To sketch a function with the given discontinuities, follow these conditions:

1. Hole (removable discontinuity) at $x = 1$:

   • The function is defined everywhere except at $x = 1$.
   • There is a point missing (a hole) at $x = 1$.
   • The function may have a limit at $x = 1$, but it does not take that value.

2. Jump discontinuity at $x = 2$:

   • The left-hand limit ($\lim_{x \to 2^-} f(x)$) and right-hand limit ($\lim_{x \to 2^+} f(x)$) exist but are not equal.
   • This creates a sudden jump in the graph at $x = 2$.

3. Vertical asymptote at $x = 3$ (infinite discontinuity):

   • The function approaches infinity ($+\infty$ or $-\infty$) as $x$ approaches 3.
   • The graph gets arbitrarily large or small near $x = 3$.

Possible Function Definition:

A function that satisfies these conditions could be:

\begin{cases} \frac{x^2 - 1}{x - 1}, & x \neq 1, x < 2 \quad \text{(hole at $$x = 1$$)} \\ 2, & x = 1 \quad \text{(hole, value not included in function)} \\ 3, & x = 2^- \quad \text{(left-hand limit at $$x = 2$$)} \\ 1, & x = 2^+ \quad \text{(right-hand limit at $$x = 2$$)} \\ \frac{1}{x - 3}, & x > 2, x \neq 3 \quad \text{(vertical asymptote at $$x = 3$$)} \end{cases}$$ ### Sketching the Graph: - **At $$x = 1$$,** draw a small open circle where the hole is. - **At $$x = 2$$,** show a jump by plotting different points for the left and right limits. - **At $$x = 3$$,** show the function approaching positive or negative infinity on either side of the vertical asymptote.
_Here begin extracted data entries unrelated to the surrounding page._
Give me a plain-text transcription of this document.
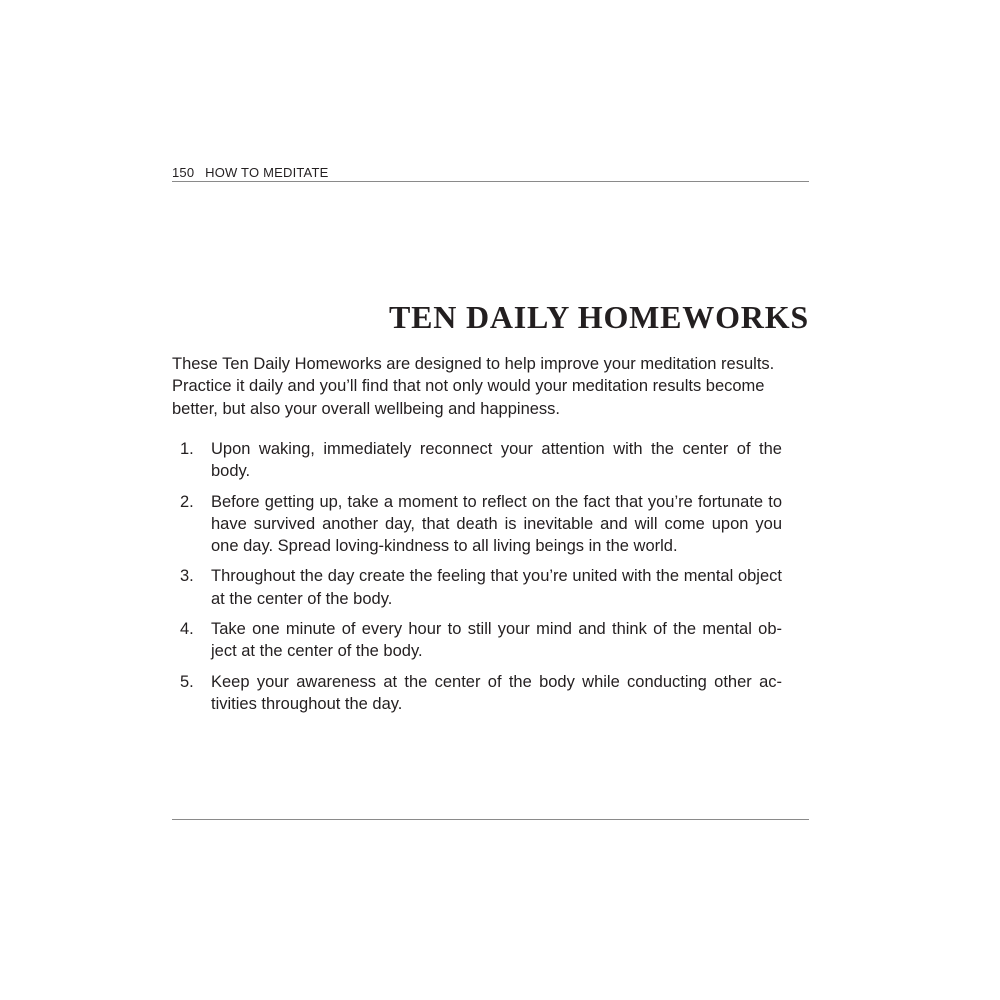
150 HOW TO MEDITATE
TEN DAILY HOMEWORKS

These Ten Daily Homeworks are designed to help improve your meditation results. Practice it daily and you’ll find that not only would your meditation results become better, but also your overall wellbeing and happiness.

1. Upon waking, immediately reconnect your attention with the center of the body.
2. Before getting up, take a moment to reflect on the fact that you’re fortunate to have survived another day, that death is inevitable and will come upon you one day. Spread loving-kindness to all living beings in the world.
3. Throughout the day create the feeling that you’re united with the mental object at the center of the body.
4. Take one minute of every hour to still your mind and think of the mental ob-ject at the center of the body.
5. Keep your awareness at the center of the body while conducting other ac-tivities throughout the day.
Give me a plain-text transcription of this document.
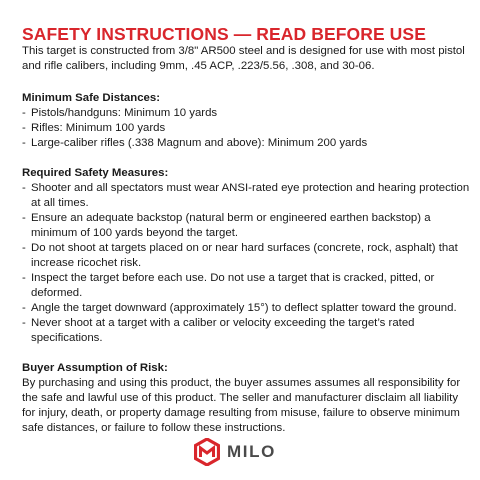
SAFETY INSTRUCTIONS — READ BEFORE USE

This target is constructed from 3/8" AR500 steel and is designed for use with most pistol and rifle calibers, including 9mm, .45 ACP, .223/5.56, .308, and 30-06.

Minimum Safe Distances:

- Pistols/handguns: Minimum 10 yards
- Rifles: Minimum 100 yards
- Large-caliber rifles (.338 Magnum and above): Minimum 200 yards

Required Safety Measures:

- Shooter and all spectators must wear ANSI-rated eye protection and hearing protection at all times.
- Ensure an adequate backstop (natural berm or engineered earthen backstop) a minimum of 100 yards beyond the target.
- Do not shoot at targets placed on or near hard surfaces (concrete, rock, asphalt) that increase ricochet risk.
- Inspect the target before each use. Do not use a target that is cracked, pitted, or deformed.
- Angle the target downward (approximately 15°) to deflect splatter toward the ground.
- Never shoot at a target with a caliber or velocity exceeding the target’s rated specifications.

Buyer Assumption of Risk:

By purchasing and using this product, the buyer assumes assumes all responsibility for the safe and lawful use of this product. The seller and manufacturer disclaim all liability for injury, death, or property damage resulting from misuse, failure to observe minimum safe distances, or failure to follow these instructions.

MILO
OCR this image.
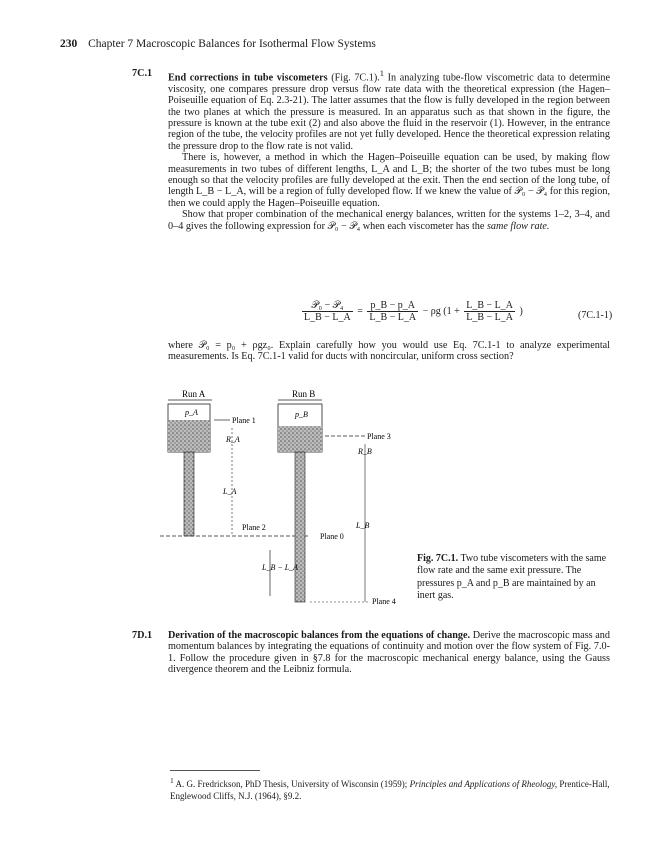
230 Chapter 7 Macroscopic Balances for Isothermal Flow Systems
7C.1	End corrections in tube viscometers (Fig. 7C.1).$^1$ In analyzing tube-flow viscometric data to determine viscosity, one compares pressure drop versus flow rate data with the theoretical expression (the Hagen–Poiseuille equation of Eq. 2.3-21). The latter assumes that the flow is fully developed in the region between the two planes at which the pressure is measured. In an apparatus such as that shown in the figure, the pressure is known at the tube exit (2) and also above the fluid in the reservoir (1). However, in the entrance region of the tube, the velocity profiles are not yet fully developed. Hence the theoretical expression relating the pressure drop to the flow rate is not valid.

There is, however, a method in which the Hagen–Poiseuille equation can be used, by making flow measurements in two tubes of different lengths, L_A and L_B; the shorter of the two tubes must be long enough so that the velocity profiles are fully developed at the exit. Then the end section of the long tube, of length L_B − L_A, will be a region of fully developed flow. If we knew the value of 𝒫₀ − 𝒫₄ for this region, then we could apply the Hagen–Poiseuille equation.

Show that proper combination of the mechanical energy balances, written for the systems 1–2, 3–4, and 0–4 gives the following expression for 𝒫₀ − 𝒫₄ when each viscometer has the same flow rate.

$\frac{\text{𝒫₀ − 𝒫₄}}{L\_B - L\_A} = \frac{p\_B - p\_A}{L\_B - L\_A} - \rho g$ ($1 + \frac{L\_B - L\_A}{L\_B - L\_A}$ )	(7C.1-1)

where 𝒫₀ = p₀ + ρgz₀. Explain carefully how you would use Eq. 7C.1-1 to analyze experimental measurements. Is Eq. 7C.1-1 valid for ducts with noncircular, uniform cross section?

Run A
p_A
Plane 1
L_A
R_A
Plane 2
Run B
p_B
Plane 3
R_B
L_B
Plane 0
Plane 4
L_B − L_A
Fig. 7C.1. Two tube viscometers with the same flow rate and the same exit pressure. The pressures p_A and p_B are maintained by an inert gas.
7D.1	Derivation of the macroscopic balances from the equations of change. Derive the macroscopic mass and momentum balances by integrating the equations of continuity and motion over the flow system of Fig. 7.0-1. Follow the procedure given in §7.8 for the macroscopic mechanical energy balance, using the Gauss divergence theorem and the Leibniz formula.

$^1$ A. G. Fredrickson, PhD Thesis, University of Wisconsin (1959); Principles and Applications of Rheology, Prentice-Hall, Englewood Cliffs, N.J. (1964), §9.2.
Would you like a visual sketch of this function? --- ### Related Questions: 1. What is the formal definition of removable and jump discontinuities? 2. How do you find vertical asymptotes of a rational function? 3. What are the differences between discontinuities in piecewise functions and rational functions? 4. Can a function have more than one removable discontinuity? 5. How do limits help classify discontinuities? **Tip:** A removable discontinuity occurs when a function is undefined at a point, but the limit exists. If you redefine the function at that point, continuity can be restored.